Cavefish are found in hostile subterranean environments lacking light and nutrition. Their adaptation to such habitats make them excellent models to study the evolution of corresponding traits in vertebrates. A recently discovered population of loaches (Barbatula sp.) from the Aach Cave in Germany represents the first cavefish in Europe and the northernmost cavefish worldwide. Cave Barbatula are highly exciting study subjects because they are evolutionarily young and because they evolved independently from the Mexican cavefish (A. mexicanus), a model organism in developmental biology. Most interestingly, this cavefish split from the surface population only around 12,000-15,000 years ago making it one of the youngest cavefish that already shows adoption.

Together with PacBio® and GENEWIZ, we sequenced the genome and assembled it to a diploid representation using Falcon Unzip.

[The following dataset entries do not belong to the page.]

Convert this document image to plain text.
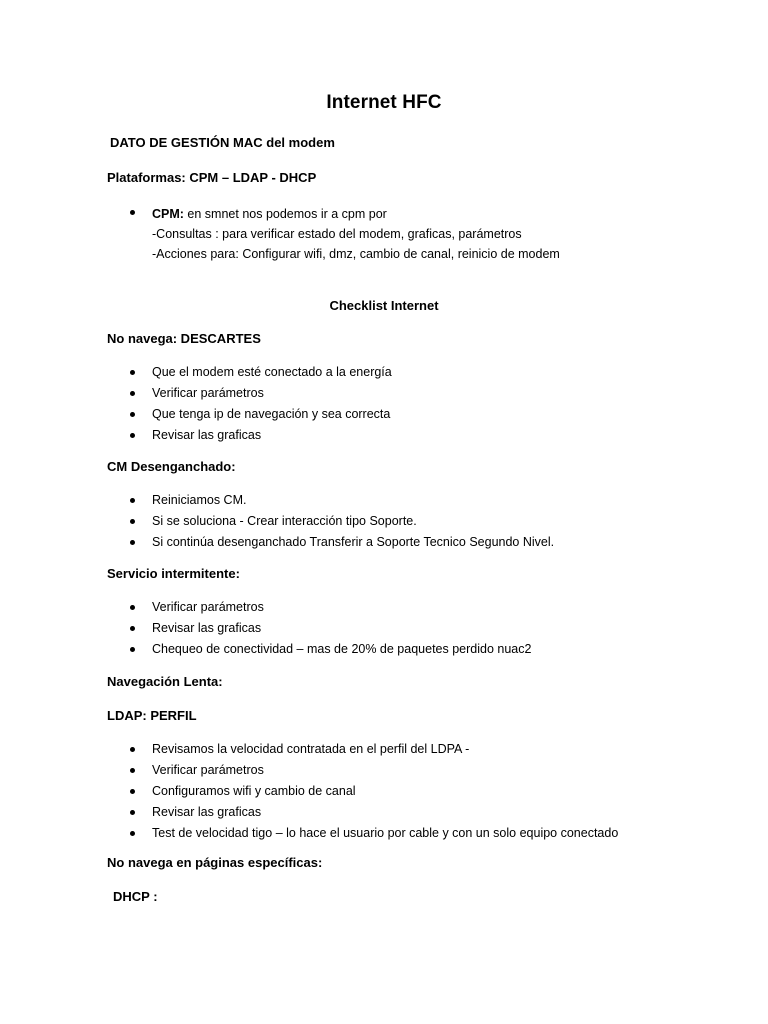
Internet HFC
DATO DE GESTIÓN MAC del modem
Plataformas: CPM – LDAP - DHCP
CPM: en smnet nos podemos ir a cpm por
-Consultas : para verificar estado del modem, graficas, parámetros
-Acciones para: Configurar wifi, dmz, cambio de canal, reinicio de modem
Checklist Internet
No navega: DESCARTES
Que el modem esté conectado a la energía
Verificar parámetros
Que tenga ip de navegación y sea correcta
Revisar las graficas
CM Desenganchado:
Reiniciamos CM.
Si se soluciona - Crear interacción tipo Soporte.
Si continúa desenganchado Transferir a Soporte Tecnico Segundo Nivel.
Servicio intermitente:
Verificar parámetros
Revisar las graficas
Chequeo de conectividad – mas de 20% de paquetes perdido nuac2
Navegación Lenta:
LDAP: PERFIL
Revisamos la velocidad contratada en el perfil del LDPA -
Verificar parámetros
Configuramos wifi y cambio de canal
Revisar las graficas
Test de velocidad tigo – lo hace el usuario por cable y con un solo equipo conectado
No navega en páginas específicas:
DHCP :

This genome assembly allows us to (i) identify genetic variants associated with the evolution of cavefish including the lack of vision, pale pigmentation, changes in their senses of taste and touch, and metabolism, (ii) generalize insights on the published Mexican cavefish data in high-impact journals, and (iii) facilitate a series of studies on the diversity of Barbatula and the emergence of a very young cavefish. We furthermore sequenced the transcriptome of the same fish allowing a detailed analysis of the different isoforms.

  

About the Presenter

 Fritz

 

Dr. Fritz Sedlazeck completed his Ph.D. in 2012 in the group of Dr. Arndt von Haeseler at the Max F. Perutz Laboratory in Vienna. After a two-year postdoc, he transitioned to the lab of Dr. Michael Schatz at Cold Spring Harbor Laboratory, and later to Johns Hopkins University. Since 2017, he has been leading his own group at the Human Genome Sequencing Center at Baylor College of Medicine. His research focuses on developing computational methods to detect and analyze genomic variations with a focus on Structural Variations. Structural Variations are genomic events that manipulate multiple positions in a genome which impact evolution, genomic disorders, regulation, and play an important role in explaining multiple phenotypes. He and his group are working on very fine-scaled applications to detect variations that can explain certain disease phenotypes, as well as large population-scale applications to deepen our knowledge of Structural Variations.